Sunday, August 1, 2010

Warm Whiskey in a Cold Ditch: Installment #13


I had joked to my parents more than once that the only time I put pen to paper was when I was signing for my belongings after posting bail or, more likely, having it posted for me. They had never come to see the humor in this even after I assured them it had happened only twice. Plus, the second time didn't really count because no charges were ever filed. "Some things parents never find funny," my mother had said. She was right, I suppose, and I know it must have been more of a burden for her and my father than it had been for me. I could always leave town and start someplace new, but they'd lived in the same house for 45 years and had to live and work among people who knew more about me than even I probably did.

Only half a dozen or so people were in the observation car with me after Margie left. The train would stop next in Helper, and something about passing through that town made me nervous. The Rhodia felt slick in my hands, and I realized the more I thought about Helper, the more sweaty my hands got. I watched a man who looked a few years younger than me come up the steps in the middle of the car. He was carrying a can of beer in each hand, and I thought a beer would taste good then. Behind the counter downstairs a short, wide woman stood counting money. "Can I get a beer?" I asked.

"What kind?" she asked.

"What are my options?"

She pointed to cans of beer lined up on a shelf behind her. I wondered how they stayed there when the ride got rough.
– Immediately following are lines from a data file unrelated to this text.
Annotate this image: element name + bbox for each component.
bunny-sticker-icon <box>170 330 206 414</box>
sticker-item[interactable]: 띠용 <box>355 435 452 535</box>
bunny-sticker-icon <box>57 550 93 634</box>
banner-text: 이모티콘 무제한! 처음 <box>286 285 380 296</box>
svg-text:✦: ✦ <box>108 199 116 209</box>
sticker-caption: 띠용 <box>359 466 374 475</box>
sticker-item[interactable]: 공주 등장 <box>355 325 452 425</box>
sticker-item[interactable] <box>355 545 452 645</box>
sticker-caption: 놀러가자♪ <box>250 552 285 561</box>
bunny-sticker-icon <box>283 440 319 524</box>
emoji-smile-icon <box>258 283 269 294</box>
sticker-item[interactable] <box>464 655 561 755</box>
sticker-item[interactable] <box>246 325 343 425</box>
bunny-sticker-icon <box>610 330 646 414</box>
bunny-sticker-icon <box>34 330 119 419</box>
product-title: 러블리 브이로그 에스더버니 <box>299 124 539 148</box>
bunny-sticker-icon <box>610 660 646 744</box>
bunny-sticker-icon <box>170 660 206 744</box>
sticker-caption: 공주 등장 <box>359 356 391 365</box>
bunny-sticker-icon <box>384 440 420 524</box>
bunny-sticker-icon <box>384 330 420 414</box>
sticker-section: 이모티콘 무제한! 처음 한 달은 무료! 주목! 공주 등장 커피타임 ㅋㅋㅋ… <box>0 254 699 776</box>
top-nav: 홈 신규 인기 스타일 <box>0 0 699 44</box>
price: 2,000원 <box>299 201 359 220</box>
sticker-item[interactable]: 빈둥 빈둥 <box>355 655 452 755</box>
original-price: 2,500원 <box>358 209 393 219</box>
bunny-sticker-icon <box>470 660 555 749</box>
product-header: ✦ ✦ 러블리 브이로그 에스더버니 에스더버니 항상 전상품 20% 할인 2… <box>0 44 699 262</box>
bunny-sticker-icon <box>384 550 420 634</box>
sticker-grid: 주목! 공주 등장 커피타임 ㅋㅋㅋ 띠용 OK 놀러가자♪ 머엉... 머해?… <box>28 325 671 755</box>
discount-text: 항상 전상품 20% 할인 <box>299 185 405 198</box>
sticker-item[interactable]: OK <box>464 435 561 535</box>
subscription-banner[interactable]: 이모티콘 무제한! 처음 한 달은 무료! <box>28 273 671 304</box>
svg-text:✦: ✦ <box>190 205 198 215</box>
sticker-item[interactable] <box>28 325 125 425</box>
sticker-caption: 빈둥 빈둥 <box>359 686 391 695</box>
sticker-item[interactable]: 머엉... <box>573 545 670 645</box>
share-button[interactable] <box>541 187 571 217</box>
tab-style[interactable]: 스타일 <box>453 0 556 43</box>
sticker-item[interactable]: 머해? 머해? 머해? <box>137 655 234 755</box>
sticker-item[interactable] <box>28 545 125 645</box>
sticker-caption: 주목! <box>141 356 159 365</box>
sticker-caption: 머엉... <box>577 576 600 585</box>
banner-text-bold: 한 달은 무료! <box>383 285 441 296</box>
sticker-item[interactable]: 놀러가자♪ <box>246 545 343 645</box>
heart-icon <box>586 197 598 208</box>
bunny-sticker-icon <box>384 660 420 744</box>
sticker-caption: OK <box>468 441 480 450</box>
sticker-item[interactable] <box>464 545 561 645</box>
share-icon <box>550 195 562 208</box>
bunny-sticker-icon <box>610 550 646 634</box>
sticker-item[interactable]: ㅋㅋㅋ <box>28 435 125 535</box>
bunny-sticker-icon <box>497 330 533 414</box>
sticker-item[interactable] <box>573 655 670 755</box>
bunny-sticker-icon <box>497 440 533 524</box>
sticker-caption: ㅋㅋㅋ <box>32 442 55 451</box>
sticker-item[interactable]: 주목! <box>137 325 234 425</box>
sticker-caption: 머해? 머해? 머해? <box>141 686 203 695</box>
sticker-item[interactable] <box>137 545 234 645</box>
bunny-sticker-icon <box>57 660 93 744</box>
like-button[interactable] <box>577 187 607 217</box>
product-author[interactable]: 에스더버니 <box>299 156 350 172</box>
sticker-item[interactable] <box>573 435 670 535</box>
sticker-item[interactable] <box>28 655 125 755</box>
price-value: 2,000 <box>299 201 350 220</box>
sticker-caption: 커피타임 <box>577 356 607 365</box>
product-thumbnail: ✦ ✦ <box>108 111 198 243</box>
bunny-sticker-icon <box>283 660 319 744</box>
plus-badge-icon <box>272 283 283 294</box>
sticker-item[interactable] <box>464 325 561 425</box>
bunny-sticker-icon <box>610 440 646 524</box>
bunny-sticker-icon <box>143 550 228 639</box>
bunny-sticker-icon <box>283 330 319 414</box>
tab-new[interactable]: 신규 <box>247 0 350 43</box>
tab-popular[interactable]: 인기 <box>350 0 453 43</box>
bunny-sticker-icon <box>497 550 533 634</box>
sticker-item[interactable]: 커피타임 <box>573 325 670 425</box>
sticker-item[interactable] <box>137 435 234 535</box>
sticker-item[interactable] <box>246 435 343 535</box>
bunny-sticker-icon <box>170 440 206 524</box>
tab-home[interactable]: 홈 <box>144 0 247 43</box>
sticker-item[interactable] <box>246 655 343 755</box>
"Coors," I said, picking it only because I suddenly remembered Matt, an actual grave digger I'd known in Pensacola, Florida. This was before Coors was sold everywhere, and Matt had driven from Florida to Kansas and back one weekend just because he wanted to buy a case of Coors. Matt and I would come close to some bad trouble one night, but when he returned with the Coors he was generous enough to share as we sat on the beach and watched lights from ships and boats reflect off the Gulf of Mexico.

There were fewer people upstairs when I returned to where I'd been sitting. I set my feet on the small ledge beneath the window, but seeing my full reflection in the window now made me even more nervous, so I found a chair that would swivel and keep my reflection to myself. Several pages in the middle of the Rhodia were blank, and I picked a page right next to one of Ophelia's entries. I braced the notebook against my knee, test the pen on my hand, and knew after only a few minutes what I would write.